From: Zachary Amsden <zamsden@redhat.com>
To: Avi Kivity <avi@redhat.com>
Cc: mtosatti@redhat.com, glommer@redhat.com, kvm@vger.kernel.org,
linux-kernel@vger.kernel.org
Subject: Re: [PATCH 11/17] Fix a possible backwards warp of kvmclock
Date: Tue, 15 Jun 2010 10:37:01 -1000 [thread overview]
Message-ID: <4C17E46D.5060000@redhat.com> (raw)
In-Reply-To: <4C173C6E.90503@redhat.com>
On 06/14/2010 10:40 PM, Avi Kivity wrote:
> On 06/15/2010 10:34 AM, Zachary Amsden wrote:
>> Kernel time, which advances in discrete steps may progress much slower
>> than TSC. As a result, when kvmclock is adjusted to a new base, the
>> apparent time to the guest, which runs at a much higher, nsec scaled
>> rate based on the current TSC, may have already been observed to have
>> a larger value (kernel_ns + scaled tsc) than the value to which we are
>> setting it (kernel_ns + 0).
>>
>> We must instead compute the clock as potentially observed by the guest
>> for kernel_ns to make sure it does not go backwards.
>>
>> @@ -455,6 +457,8 @@ struct kvm_vcpu_stat {
>> u32 hypercalls;
>> u32 irq_injections;
>> u32 nmi_injections;
>> + u32 tsc_overshoot;
>> + u32 tsc_ahead;
>> };
>
> Please don't add new stats, instead add tracepoints which can also be
> observed as stats.
>
> But does this really merit exposing?

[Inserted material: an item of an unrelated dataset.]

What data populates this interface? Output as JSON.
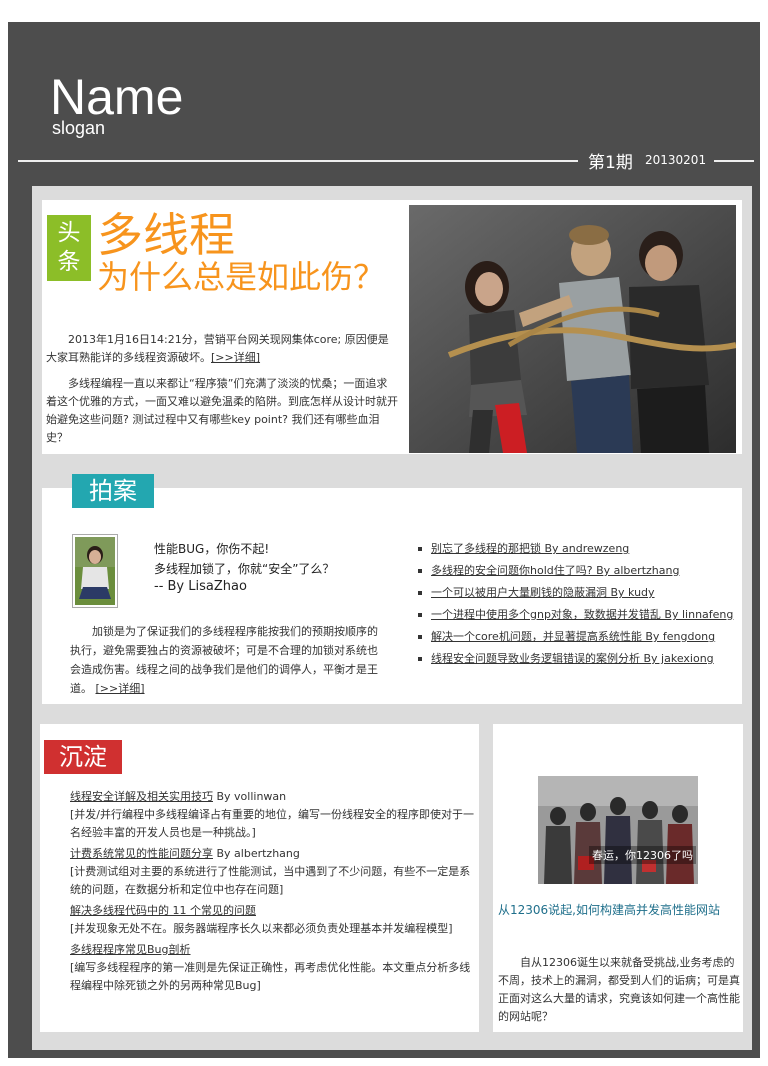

What would one do with this
> information?
>
>> struct kvm_vcpu_arch *vcpu =&v->arch;
>> void *shared_kaddr;
>> unsigned long this_tsc_khz;
>> + s64 kernel_ns, max_kernel_ns;
>> + u64 tsc_timestamp;
>>
>> if ((!vcpu->time_page))
>> return 0;
>>
>> - this_tsc_khz = get_cpu_var(cpu_tsc_khz);
>> - put_cpu_var(cpu_tsc_khz);
>> + /*
>> + * The protection we require is simple: we must not be preempted
>> from
>> + * the CPU between our read of the TSC khz and our read of the TSC.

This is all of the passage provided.